The big Sister Margot’s (Janel Parrish) off to college, and her departure spells social decline for Lara Jean (Lana Condor). Prior to her departure, Margot broke up with Josh (Israel Broussard), the literal boy next door and Lara Jean’s longtime crush. No longer is she an accepted third wheel, now pacing the cafeteria until she opts to eat in the library. Lara Jean, nicknamed LJ by few confidants, spends most of her time in a fantasy world of romantic literature. The film quite daringly even begins in this fashion as she imagines herself walking the fields in a novel called “The Forbidden Kiss.” And because LJ’s a romantic introvert, she writes love letters to all of her young love crushes, going so far as addressing them but never mailing them. Little Sister Kitty (Anna Cathcart) finds the envelopes. She stamps them and sends them. Lara Jean becomes full of dread. High School is hard enough as it is without all of the romantic drama.
To All the Boys I’ve Loved Before works as well as it does because there really is no clear-cut antagonist.
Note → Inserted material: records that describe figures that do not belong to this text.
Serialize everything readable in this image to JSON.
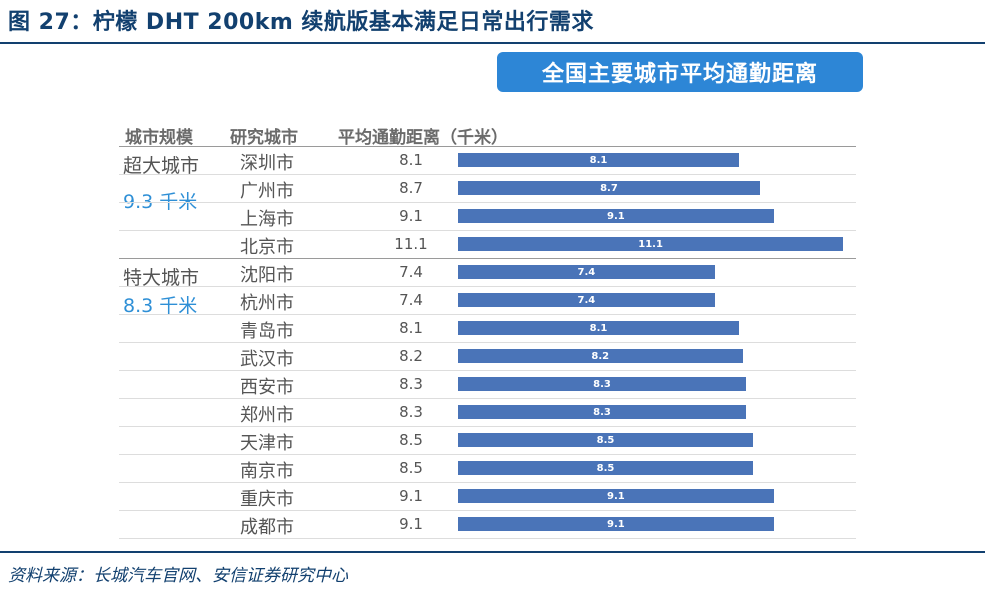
{
  "figure_title": "图 27：柠檬 DHT 200km 续航版基本满足日常出行需求",
  "source": "资料来源：长城汽车官网、安信证券研究中心",
  "chart_data": {
    "type": "bar",
    "orientation": "horizontal",
    "title": "全国主要城市平均通勤距离",
    "column_headers": [
      "城市规模",
      "研究城市",
      "平均通勤距离（千米）"
    ],
    "groups": [
      {
        "name": "超大城市",
        "average": "9.3 千米",
        "cities": [
          "深圳市",
          "广州市",
          "上海市",
          "北京市"
        ]
      },
      {
        "name": "特大城市",
        "average": "8.3 千米",
        "cities": [
          "沈阳市",
          "杭州市",
          "青岛市",
          "武汉市",
          "西安市",
          "郑州市",
          "天津市",
          "南京市",
          "重庆市",
          "成都市"
        ]
      }
    ],
    "categories": [
      "深圳市",
      "广州市",
      "上海市",
      "北京市",
      "沈阳市",
      "杭州市",
      "青岛市",
      "武汉市",
      "西安市",
      "郑州市",
      "天津市",
      "南京市",
      "重庆市",
      "成都市"
    ],
    "values": [
      8.1,
      8.7,
      9.1,
      11.1,
      7.4,
      7.4,
      8.1,
      8.2,
      8.3,
      8.3,
      8.5,
      8.5,
      9.1,
      9.1
    ],
    "value_labels": [
      "8.1",
      "8.7",
      "9.1",
      "11.1",
      "7.4",
      "7.4",
      "8.1",
      "8.2",
      "8.3",
      "8.3",
      "8.5",
      "8.5",
      "9.1",
      "9.1"
    ],
    "bar_color": "#4a74b8",
    "grid": false
  }
}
There doesn’t need to be one; at this age, everything feels like it’s out to get us when it doesn’t align with how we think and feel. The closest thing we get is Gen (Emilija Baranac), a snaky girl who would’ve fit right in with “The Plastics” of Mean Girls. She stirs drama because LJ kissed the guy she liked as kids in a good old-fashioned game of spin the bottle, and now that same guy Peter Kavinsky (Noah Centineo), a lacrosse player and the hottest guy in school, as well as a recipient of a letter from LJ, becomes her “boyfriend.” Peter recently broke-up with Gen and wants to make her jealous. LJ wants an excuse to not speak with Josh, another guy with an unexplained letter. It’s a sham until they fall for each other.
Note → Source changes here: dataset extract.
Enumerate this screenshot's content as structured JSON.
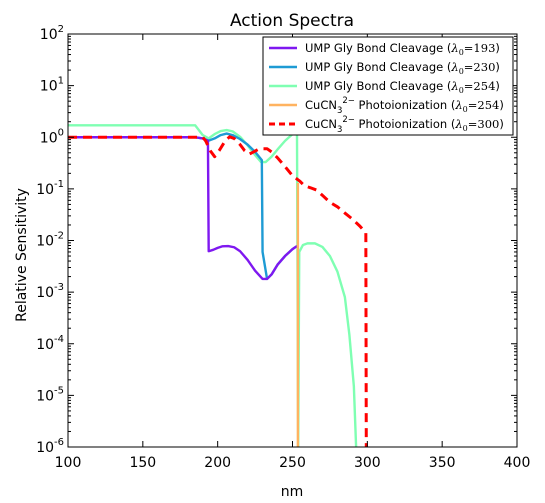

We’ve seen this set-up before; blend and stir the Prom King dates outsider elements of She’s All That with “The Taming of the Shrew” trickery from 10 Things I Hate About You and To All the Boys I’ve Loved Before is the natural byproduct. Not everything clicks though. The widowed Dad (John Corbett), while affectionate, never becomes more than a punchline because he’s a gynecologist. The best friend feels more obligatory to the genre than she does to Lara Jean. Josh the neighbor has no real character arc. And while I hate critiquing kids, the youngest sibling can’t act and her scenes become hard to watch. That’s what doesn’t work with the film, which I feel should be pointed out, because everything else it does is just so wonderful. Lara Jean is an Asian-American and the movie never makes a big deal out of it. Why? Because that doesn’t define her. She represents a positive shift towards representation without having to wear a name tag that says, “Hi, I’m Asian.” But best of all, the film gives us a popular, athletic guy who’s nice and kind and falls for a girl because she’s just as beautiful on the inside as she is on the outside. We want them to be together because we come to believe that they need to be together. It’s convincing stuff.
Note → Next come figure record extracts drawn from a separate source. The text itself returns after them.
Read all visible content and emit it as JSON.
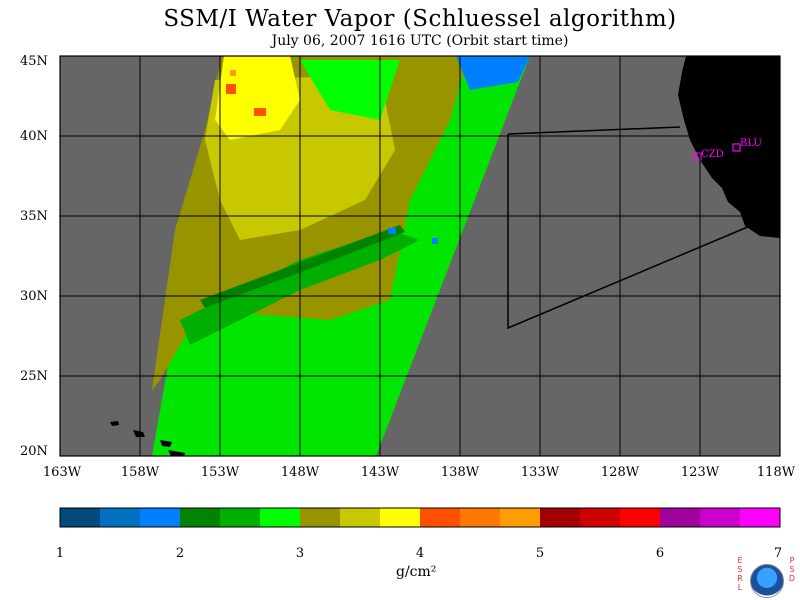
{
  "title": "SSM/I Water Vapor (Schluessel algorithm)",
  "subtitle": "July 06, 2007  1616 UTC  (Orbit start time)",
  "map": {
    "lon_range": [
      -163,
      -118
    ],
    "lat_range": [
      20,
      45
    ],
    "lon_ticks": [
      "163W",
      "158W",
      "153W",
      "148W",
      "143W",
      "138W",
      "133W",
      "128W",
      "123W",
      "118W"
    ],
    "lat_ticks": [
      "45N",
      "40N",
      "35N",
      "30N",
      "25N",
      "20N"
    ],
    "no_data_color": "#666666",
    "land_color": "#000000",
    "stations": [
      {
        "label": "CZD",
        "color": "#ff00ff"
      },
      {
        "label": "BLU",
        "color": "#ff00ff"
      }
    ]
  },
  "colorbar": {
    "tick_labels": [
      "1",
      "2",
      "3",
      "4",
      "5",
      "6",
      "7"
    ],
    "units": "g/cm²",
    "colors": [
      "#004b7b",
      "#0070c0",
      "#0080ff",
      "#008400",
      "#00b000",
      "#00ff00",
      "#989400",
      "#c8c800",
      "#ffff00",
      "#ff5000",
      "#ff7800",
      "#ff9c00",
      "#a00000",
      "#cc0000",
      "#ff0000",
      "#a0009c",
      "#cc00cc",
      "#ff00ff"
    ]
  },
  "logo": {
    "left": [
      "E",
      "S",
      "R",
      "L"
    ],
    "right": [
      "P",
      "S",
      "D"
    ],
    "center": "NOAA"
  }
}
Based on Jenny Han’s novel, adapted by screenwriter Sofia Alvarez, and directed by Susan Johnson, To All the Boys I’ve Loved Before tells the kind of high school story I’ve been waiting for from a wide-ranging female perspective. It confronts and steals from the genre’s best without condemning them. LJ tells Peter to put his hand in her back pocket because that’s how Jake Ryan walked with Samantha Baker in Sixteen Candles. Then they watch the movie and when Peter sees the Long Duk Dong character he asks, “Isn’t this kind of racist?” These are smart, perceptive young adults, just trying to make sense of a world that changes every two weeks. They kiss, they argue, they talk. One incredible shot shows them fighting, separated by the floor to ceiling steel bar between the double doors of a school hall. And as the film begins in an imaginary field, it rightfully ends in a real one, showing us that imagination can manifest itself in reality when we puts ourselves out into the world. To All the Boys I’ve Loved Before is a love letter to the films that came before it and to all of the conversations we dream up inside our heads, and it’s courageous enough, as well as sufficiently polite enough, to raise its hand before it speaks its truths. Not only do we hear them loud and clear, we feel them like a shot through the heart.
“You’ve gotta tell people how you feel when you feel it.”